This artistic reconstruction released by the journal Science on December 5, 2019, shows the environmental setting when the animal Origolestes lii (L) died. The specimens came from the Lujiatun beds of the Yixian Formation, Liaoning Province, China. Photograph:( AFP )
Human activity is solely responsible for 96 percent of mammal extinctions in the past 126,000 years, according to a new study
Human activity is solely responsible for 96 percent of mammal extinctions in the past 126,000 years, according to a new study. In addition, the fossil records, as examined by scientists also indicate further extinctions of 558 mammal species in the near future.
A new study from the US journal Science Advances researched on the levels of impact humans had on the extinction of mammals and found that human population size in many parts of the world will “undoubtedly pose a serious challenge for the future conservation of biodiversity."
The study contradicts previous researches that indicated climate change to be the reason behind historical extinctions, as a mixed model has been tested in this study that accounts for human and climate factors and the interaction between the two. "We find no detectable effect of climate on mammal extinctions throughout the studied time frame. These results stand in contrast to previous support of the hypothesis that the interaction of humans and climate has been driving mammalian extinctions (albeit limited to megafaunal genera) during this same time frame (6). Human population density increases, on the other hand, have had a large detectable effect on mammal extinctions, explaining past extinctions with ~97% accuracy."
According to these models, the extinctions that have occurred in the past centuries only represent the "tip of the iceberg", compared to the looming extinctions of the next decades. Researchers have further predicted that the number of mammal species going extinct globally is likely to reach 558 by the year 2100.

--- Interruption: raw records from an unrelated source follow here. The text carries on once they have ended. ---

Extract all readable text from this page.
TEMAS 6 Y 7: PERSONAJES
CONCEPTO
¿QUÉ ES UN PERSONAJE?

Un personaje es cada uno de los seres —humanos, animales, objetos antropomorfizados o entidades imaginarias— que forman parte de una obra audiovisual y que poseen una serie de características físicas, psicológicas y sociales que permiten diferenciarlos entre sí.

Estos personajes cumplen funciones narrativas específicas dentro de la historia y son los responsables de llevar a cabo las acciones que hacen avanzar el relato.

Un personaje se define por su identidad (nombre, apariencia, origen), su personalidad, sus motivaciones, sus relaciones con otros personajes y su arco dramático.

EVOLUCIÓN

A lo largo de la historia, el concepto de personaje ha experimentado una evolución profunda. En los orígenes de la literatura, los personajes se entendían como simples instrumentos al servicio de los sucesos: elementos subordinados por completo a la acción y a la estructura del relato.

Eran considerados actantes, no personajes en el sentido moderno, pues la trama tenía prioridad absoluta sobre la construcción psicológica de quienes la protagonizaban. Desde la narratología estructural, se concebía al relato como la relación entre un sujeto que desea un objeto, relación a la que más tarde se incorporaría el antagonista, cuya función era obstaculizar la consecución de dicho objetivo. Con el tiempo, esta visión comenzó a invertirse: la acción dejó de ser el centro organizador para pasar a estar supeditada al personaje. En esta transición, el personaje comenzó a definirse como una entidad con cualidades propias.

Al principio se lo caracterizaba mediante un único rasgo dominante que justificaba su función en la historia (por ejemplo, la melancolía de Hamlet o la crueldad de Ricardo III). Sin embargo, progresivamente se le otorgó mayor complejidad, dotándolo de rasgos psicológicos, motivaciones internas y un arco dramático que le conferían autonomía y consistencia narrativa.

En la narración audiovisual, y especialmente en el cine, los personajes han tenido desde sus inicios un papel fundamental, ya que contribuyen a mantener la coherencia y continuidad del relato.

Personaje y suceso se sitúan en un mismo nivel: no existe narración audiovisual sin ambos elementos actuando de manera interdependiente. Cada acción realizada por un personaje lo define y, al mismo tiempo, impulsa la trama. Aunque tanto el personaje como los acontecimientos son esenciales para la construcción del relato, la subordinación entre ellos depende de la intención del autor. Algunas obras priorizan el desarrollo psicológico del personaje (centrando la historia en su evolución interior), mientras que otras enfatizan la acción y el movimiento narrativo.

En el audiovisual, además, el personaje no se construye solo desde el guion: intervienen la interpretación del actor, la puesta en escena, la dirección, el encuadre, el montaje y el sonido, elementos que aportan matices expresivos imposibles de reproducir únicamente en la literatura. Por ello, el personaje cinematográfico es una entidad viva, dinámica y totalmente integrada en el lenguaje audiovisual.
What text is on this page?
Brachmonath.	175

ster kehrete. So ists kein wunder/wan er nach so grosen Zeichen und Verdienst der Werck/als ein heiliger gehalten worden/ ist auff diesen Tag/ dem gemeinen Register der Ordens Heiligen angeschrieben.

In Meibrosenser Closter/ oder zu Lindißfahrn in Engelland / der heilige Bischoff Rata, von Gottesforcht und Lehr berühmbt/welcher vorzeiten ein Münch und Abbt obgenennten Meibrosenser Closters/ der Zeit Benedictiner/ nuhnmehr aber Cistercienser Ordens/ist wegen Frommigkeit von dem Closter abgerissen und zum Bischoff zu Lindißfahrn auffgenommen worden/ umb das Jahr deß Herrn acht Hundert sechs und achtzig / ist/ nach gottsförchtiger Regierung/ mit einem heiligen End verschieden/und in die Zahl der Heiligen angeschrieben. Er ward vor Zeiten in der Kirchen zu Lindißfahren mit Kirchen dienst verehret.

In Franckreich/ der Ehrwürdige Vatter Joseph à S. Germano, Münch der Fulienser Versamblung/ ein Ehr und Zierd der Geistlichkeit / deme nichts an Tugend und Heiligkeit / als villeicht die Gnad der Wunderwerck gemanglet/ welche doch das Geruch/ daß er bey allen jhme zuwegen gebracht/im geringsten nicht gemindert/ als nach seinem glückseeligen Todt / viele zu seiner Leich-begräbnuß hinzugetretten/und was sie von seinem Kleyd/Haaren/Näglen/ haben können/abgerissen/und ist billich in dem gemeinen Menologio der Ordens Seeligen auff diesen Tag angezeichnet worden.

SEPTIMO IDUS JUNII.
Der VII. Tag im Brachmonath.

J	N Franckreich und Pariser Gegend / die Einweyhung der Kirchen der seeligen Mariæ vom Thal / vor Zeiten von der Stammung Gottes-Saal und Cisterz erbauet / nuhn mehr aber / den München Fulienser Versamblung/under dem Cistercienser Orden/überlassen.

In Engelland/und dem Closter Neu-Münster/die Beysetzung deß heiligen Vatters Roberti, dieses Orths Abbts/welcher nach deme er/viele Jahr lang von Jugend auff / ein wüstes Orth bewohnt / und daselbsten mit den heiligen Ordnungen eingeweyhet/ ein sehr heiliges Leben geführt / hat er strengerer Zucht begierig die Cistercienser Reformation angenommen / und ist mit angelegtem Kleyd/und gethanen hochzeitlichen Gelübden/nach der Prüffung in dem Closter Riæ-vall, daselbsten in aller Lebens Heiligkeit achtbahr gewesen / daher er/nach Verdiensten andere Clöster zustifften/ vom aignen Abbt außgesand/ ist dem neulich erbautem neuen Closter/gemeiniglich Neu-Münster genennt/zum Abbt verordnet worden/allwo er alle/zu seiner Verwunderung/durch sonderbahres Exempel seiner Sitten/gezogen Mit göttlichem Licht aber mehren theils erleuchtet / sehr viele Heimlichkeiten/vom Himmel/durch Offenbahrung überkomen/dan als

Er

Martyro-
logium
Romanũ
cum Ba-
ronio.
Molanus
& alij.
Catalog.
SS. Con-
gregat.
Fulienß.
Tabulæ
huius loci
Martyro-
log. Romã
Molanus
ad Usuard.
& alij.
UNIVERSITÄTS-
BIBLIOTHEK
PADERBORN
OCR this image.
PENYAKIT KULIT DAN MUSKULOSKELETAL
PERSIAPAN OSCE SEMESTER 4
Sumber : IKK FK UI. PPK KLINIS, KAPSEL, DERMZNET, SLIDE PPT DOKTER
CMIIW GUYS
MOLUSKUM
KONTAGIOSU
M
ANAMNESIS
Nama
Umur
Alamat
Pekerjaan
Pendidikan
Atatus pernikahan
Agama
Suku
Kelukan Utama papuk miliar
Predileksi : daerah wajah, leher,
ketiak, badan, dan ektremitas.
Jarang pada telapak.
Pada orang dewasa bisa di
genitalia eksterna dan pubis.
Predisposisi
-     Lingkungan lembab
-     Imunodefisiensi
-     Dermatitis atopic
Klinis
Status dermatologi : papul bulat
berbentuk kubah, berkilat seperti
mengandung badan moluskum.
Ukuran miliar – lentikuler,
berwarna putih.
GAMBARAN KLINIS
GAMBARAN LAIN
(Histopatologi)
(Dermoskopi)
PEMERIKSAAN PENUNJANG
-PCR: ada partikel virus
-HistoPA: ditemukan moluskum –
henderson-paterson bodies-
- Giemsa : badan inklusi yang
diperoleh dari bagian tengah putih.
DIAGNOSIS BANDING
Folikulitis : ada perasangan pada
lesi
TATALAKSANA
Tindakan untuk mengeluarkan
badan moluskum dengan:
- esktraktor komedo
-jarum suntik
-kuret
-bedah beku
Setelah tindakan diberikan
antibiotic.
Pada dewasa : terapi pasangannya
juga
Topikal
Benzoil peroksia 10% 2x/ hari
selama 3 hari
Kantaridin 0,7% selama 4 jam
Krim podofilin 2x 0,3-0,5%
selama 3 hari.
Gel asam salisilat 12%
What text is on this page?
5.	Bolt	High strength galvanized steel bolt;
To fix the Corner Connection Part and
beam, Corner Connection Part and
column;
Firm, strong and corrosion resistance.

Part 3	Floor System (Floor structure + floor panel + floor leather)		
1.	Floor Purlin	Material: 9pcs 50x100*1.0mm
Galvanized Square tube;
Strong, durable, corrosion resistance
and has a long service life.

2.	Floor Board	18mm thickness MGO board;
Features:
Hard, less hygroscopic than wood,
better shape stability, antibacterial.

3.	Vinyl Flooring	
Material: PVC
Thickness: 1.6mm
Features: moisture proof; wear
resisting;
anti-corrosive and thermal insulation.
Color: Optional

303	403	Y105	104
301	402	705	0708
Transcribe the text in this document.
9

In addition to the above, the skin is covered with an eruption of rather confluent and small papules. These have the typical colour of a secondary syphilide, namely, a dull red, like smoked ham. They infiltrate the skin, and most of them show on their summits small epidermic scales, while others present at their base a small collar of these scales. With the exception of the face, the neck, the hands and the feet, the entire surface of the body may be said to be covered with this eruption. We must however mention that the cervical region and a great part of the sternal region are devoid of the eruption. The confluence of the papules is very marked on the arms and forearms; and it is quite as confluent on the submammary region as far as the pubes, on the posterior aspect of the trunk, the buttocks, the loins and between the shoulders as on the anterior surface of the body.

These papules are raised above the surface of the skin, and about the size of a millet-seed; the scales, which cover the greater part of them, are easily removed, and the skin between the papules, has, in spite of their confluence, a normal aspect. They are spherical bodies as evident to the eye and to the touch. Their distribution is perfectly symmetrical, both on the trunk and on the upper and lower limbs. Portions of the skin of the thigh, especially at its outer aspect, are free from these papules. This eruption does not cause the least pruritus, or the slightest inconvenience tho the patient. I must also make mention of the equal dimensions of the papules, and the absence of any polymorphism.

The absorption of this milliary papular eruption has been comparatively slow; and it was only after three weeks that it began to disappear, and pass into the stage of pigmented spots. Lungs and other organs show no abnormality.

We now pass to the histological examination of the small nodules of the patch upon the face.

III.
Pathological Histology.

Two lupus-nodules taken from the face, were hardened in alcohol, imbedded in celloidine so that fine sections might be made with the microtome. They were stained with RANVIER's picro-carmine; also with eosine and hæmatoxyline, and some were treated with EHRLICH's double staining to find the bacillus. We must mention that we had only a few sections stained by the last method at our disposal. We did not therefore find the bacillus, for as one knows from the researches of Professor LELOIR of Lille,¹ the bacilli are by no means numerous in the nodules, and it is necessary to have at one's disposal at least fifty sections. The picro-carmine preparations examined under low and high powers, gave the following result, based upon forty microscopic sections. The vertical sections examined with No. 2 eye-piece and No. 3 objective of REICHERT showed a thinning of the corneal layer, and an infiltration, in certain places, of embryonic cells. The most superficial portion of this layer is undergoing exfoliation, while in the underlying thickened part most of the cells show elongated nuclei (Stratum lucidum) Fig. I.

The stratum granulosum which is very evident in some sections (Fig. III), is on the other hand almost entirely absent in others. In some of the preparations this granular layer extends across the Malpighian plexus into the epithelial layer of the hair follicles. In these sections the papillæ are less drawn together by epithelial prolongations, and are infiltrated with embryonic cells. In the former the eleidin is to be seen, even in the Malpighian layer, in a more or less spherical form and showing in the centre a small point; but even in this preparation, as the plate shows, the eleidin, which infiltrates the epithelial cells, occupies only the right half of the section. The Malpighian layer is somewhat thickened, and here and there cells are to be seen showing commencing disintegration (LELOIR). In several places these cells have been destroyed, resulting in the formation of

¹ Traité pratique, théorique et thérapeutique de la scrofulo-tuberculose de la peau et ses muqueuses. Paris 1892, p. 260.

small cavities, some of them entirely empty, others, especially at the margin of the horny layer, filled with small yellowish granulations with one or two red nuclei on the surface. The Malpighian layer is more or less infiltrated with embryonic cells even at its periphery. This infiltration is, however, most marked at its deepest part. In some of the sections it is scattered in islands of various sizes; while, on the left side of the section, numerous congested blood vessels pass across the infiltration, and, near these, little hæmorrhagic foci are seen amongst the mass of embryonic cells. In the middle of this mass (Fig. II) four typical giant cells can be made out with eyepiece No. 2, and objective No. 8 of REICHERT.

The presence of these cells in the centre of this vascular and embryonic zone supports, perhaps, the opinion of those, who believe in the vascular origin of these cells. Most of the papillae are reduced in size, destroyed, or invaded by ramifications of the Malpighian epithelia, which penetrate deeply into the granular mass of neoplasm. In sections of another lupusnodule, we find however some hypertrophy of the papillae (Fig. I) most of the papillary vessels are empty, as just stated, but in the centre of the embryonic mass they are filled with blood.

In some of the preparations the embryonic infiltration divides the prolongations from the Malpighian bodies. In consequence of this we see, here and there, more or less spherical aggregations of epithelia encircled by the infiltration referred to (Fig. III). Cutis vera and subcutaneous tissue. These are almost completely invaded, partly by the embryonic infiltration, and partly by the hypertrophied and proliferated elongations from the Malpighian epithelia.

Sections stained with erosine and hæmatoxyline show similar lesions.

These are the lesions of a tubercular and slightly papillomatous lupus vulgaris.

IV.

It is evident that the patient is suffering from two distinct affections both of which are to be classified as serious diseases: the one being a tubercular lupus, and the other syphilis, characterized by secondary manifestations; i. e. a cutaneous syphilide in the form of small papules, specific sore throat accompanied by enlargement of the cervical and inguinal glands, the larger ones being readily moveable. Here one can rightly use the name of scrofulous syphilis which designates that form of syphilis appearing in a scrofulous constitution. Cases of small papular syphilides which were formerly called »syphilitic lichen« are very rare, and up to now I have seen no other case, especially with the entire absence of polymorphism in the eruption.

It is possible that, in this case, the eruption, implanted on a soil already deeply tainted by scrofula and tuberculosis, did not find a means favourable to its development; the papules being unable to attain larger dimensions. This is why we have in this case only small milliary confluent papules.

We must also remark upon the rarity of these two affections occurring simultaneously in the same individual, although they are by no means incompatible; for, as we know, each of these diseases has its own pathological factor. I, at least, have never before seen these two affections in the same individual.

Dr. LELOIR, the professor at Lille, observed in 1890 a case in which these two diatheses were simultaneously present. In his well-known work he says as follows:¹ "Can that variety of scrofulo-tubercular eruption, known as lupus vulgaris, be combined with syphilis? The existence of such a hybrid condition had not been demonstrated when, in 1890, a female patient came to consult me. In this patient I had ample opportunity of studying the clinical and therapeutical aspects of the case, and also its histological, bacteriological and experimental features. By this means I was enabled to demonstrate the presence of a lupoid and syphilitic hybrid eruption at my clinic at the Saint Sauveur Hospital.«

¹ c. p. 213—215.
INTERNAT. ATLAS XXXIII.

The current diversity of mammals consists of approximately 5700 extant species. In addition, at least 351 mammal species have gone extinct since the beginning of the Late Pleistocene 126 thousand years ago, 80 of which are known from historical reports since the year 1500 CE (Common Era), while all others are only known from fossil or zoo archeological records.
Despite the findings, scientists say there is still a window of opportunity to prevent many species from going extinct by improving conservation efforts. The International Union for the Conservation of Nature (IUCN) currently has more than 120,000 species on their red list of threatened species. Many conservation successes have taken place in recent years, with some species moving toward less threatened IUCN categories.
Researchers say they hope their alarming predictions will "foster increased realization on the urgency and scale of the conservation efforts needed to safeguard the future of mammalian diversity." According to the IUCN, more than 32,000 are currently threatened with extinction.